The Economist reports on a phenomenon I’ve been covering all year, how lawyers are beginning to churn out assembly-line complaints against businesses over their websites’ lack of Americans with Disabilities Act, or ADA, accessibility:

[Texas attorney Omar Weaver] Rosales says extending ADA rules to websites will allow him to begin suing companies that use color combinations problematic for the color-blind and layouts that are confusing for people with a limited field of vision.

While as I noted in January the Obama administration has declined to issue long-anticipated regulations prescribing web accessibility, its Department of Justice has taken the less visible route of supporting private lawsuits intended to accomplish many of the same goals, including (to quote The Economist again):

a National Association of the Deaf lawsuit against Harvard for not subtitling or transcribing videos and audio files posted online. As such cases multiply, content may be taken offline. Paying an accessibility consultant to spot the bits of website coding and metadata that might trip up a blind user’s screen-reading software can cost $50,000 for a website with 100 pages.

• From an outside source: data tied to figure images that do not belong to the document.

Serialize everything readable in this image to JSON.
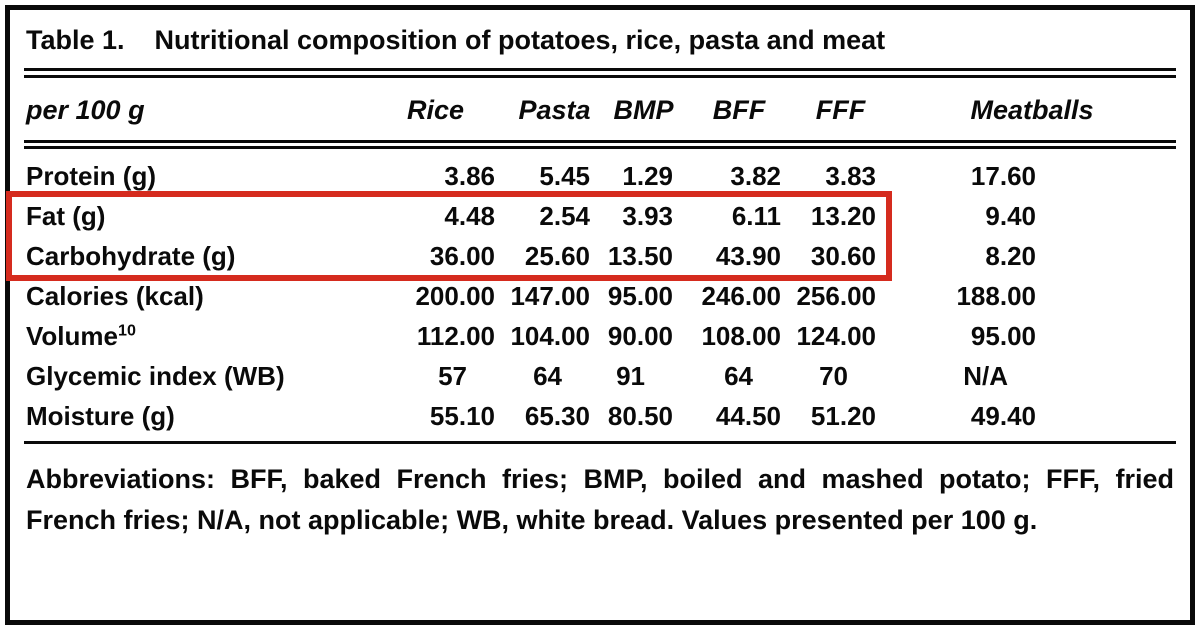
{
  "figure": {
    "title_label": "Table 1.",
    "title_caption": "Nutritional composition of potatoes, rice, pasta and meat",
    "columns": [
      "per 100 g",
      "Rice",
      "Pasta",
      "BMP",
      "BFF",
      "FFF",
      "Meatballs"
    ],
    "rows": [
      {
        "label": "Protein (g)",
        "values": [
          "3.86",
          "5.45",
          "1.29",
          "3.82",
          "3.83",
          "17.60"
        ]
      },
      {
        "label": "Fat (g)",
        "values": [
          "4.48",
          "2.54",
          "3.93",
          "6.11",
          "13.20",
          "9.40"
        ]
      },
      {
        "label": "Carbohydrate (g)",
        "values": [
          "36.00",
          "25.60",
          "13.50",
          "43.90",
          "30.60",
          "8.20"
        ]
      },
      {
        "label": "Calories (kcal)",
        "values": [
          "200.00",
          "147.00",
          "95.00",
          "246.00",
          "256.00",
          "188.00"
        ]
      },
      {
        "label": "Volume",
        "label_sup": "10",
        "values": [
          "112.00",
          "104.00",
          "90.00",
          "108.00",
          "124.00",
          "95.00"
        ]
      },
      {
        "label": "Glycemic index (WB)",
        "values": [
          "57",
          "64",
          "91",
          "64",
          "70",
          "N/A"
        ]
      },
      {
        "label": "Moisture (g)",
        "values": [
          "55.10",
          "65.30",
          "80.50",
          "44.50",
          "51.20",
          "49.40"
        ]
      }
    ],
    "footnote": "Abbreviations: BFF, baked French fries; BMP, boiled and mashed potato; FFF, fried French fries; N/A, not applicable; WB, white bread. Values presented per 100 g.",
    "highlight": {
      "highlighted_rows": [
        "Fat (g)",
        "Carbohydrate (g)"
      ],
      "color": "#d52b1e"
    }
  }
}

And of course brick-and-mortar businesses continue to be exposed to the full force of opportunistic complaints from ADA filing mills:

The hundreds of pages of technical requirements [relating to ADA’s Title III] have become so “frankly overwhelming” that a good 95% of Arizona businesses haven’t fully complied, says Peter Strojnik, a lawyer in Phoenix. He has sued more than 500 since starting in February, and says he will hit thousands more in the state and hire staff to begin out-of-state suits. … Violators must pay all legal fees [and courts ordinarily find violations]. 

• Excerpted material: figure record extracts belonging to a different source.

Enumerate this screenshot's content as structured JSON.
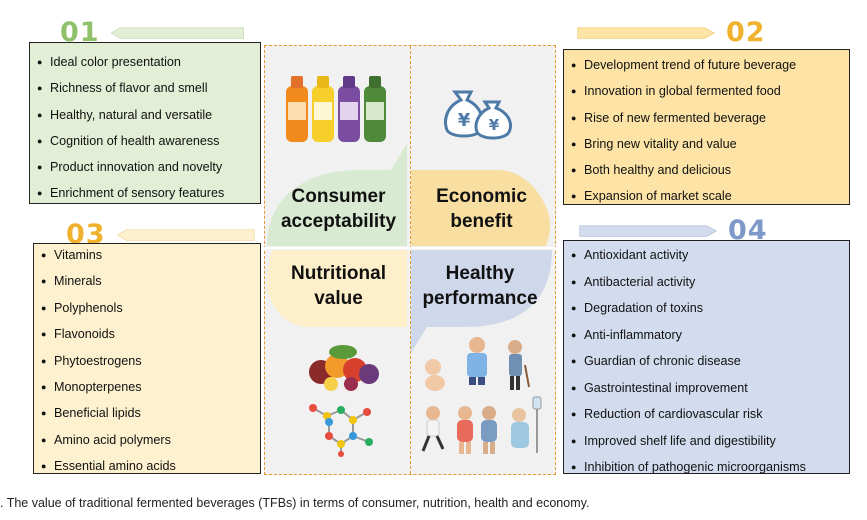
{
  "headers": {
    "h01": "01",
    "h02": "02",
    "h03": "03",
    "h04": "04"
  },
  "box1": {
    "items": [
      "Ideal color presentation",
      "Richness of flavor and smell",
      "Healthy, natural and versatile",
      "Cognition of health awareness",
      "Product innovation and novelty",
      "Enrichment of sensory  features"
    ]
  },
  "box2": {
    "items": [
      "Development trend of future beverage",
      "Innovation in global fermented food",
      "Rise of new fermented beverage",
      "Bring new vitality and value",
      "Both healthy and delicious",
      "Expansion of market scale"
    ]
  },
  "box3": {
    "items": [
      "Vitamins",
      "Minerals",
      "Polyphenols",
      "Flavonoids",
      "Phytoestrogens",
      "Monopterpenes",
      "Beneficial lipids",
      "Amino acid polymers",
      "Essential amino acids"
    ]
  },
  "box4": {
    "items": [
      "Antioxidant activity",
      "Antibacterial activity",
      "Degradation of toxins",
      "Anti-inflammatory",
      "Guardian of chronic disease",
      "Gastrointestinal improvement",
      "Reduction of cardiovascular risk",
      "Improved shelf life and digestibility",
      "Inhibition of pathogenic microorganisms"
    ]
  },
  "quadrants": {
    "q1": "Consumer acceptability",
    "q2": "Economic benefit",
    "q3": "Nutritional value",
    "q4": "Healthy performance"
  },
  "caption": ". The value of traditional fermented beverages (TFBs) in terms of consumer, nutrition, health and economy.",
  "colors": {
    "green": "#d9ead3",
    "yellow": "#fde4a6",
    "light_yellow": "#fdf1cf",
    "blue": "#d3dcee",
    "dashed_border": "#e39a35",
    "icon_blue": "#4e7aa8"
  },
  "icons": [
    "beverage-bottles-icon",
    "money-bags-icon",
    "fruit-pile-icon",
    "molecule-icon",
    "people-group-icon"
  ]
}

With the Obama administration committed to pushing a view of the ADA inconsistent with online liberty, it is up to Congress to act, both by cutting off funds for DoJ adventurism and, more fundamentally, by amending the law to curtail theories that leave most current online content vulnerable to being chased off the web as non-compliant. While it’s at it, why doesn’t it address the ADA plight of brick-and-mortar Main Street businesses too?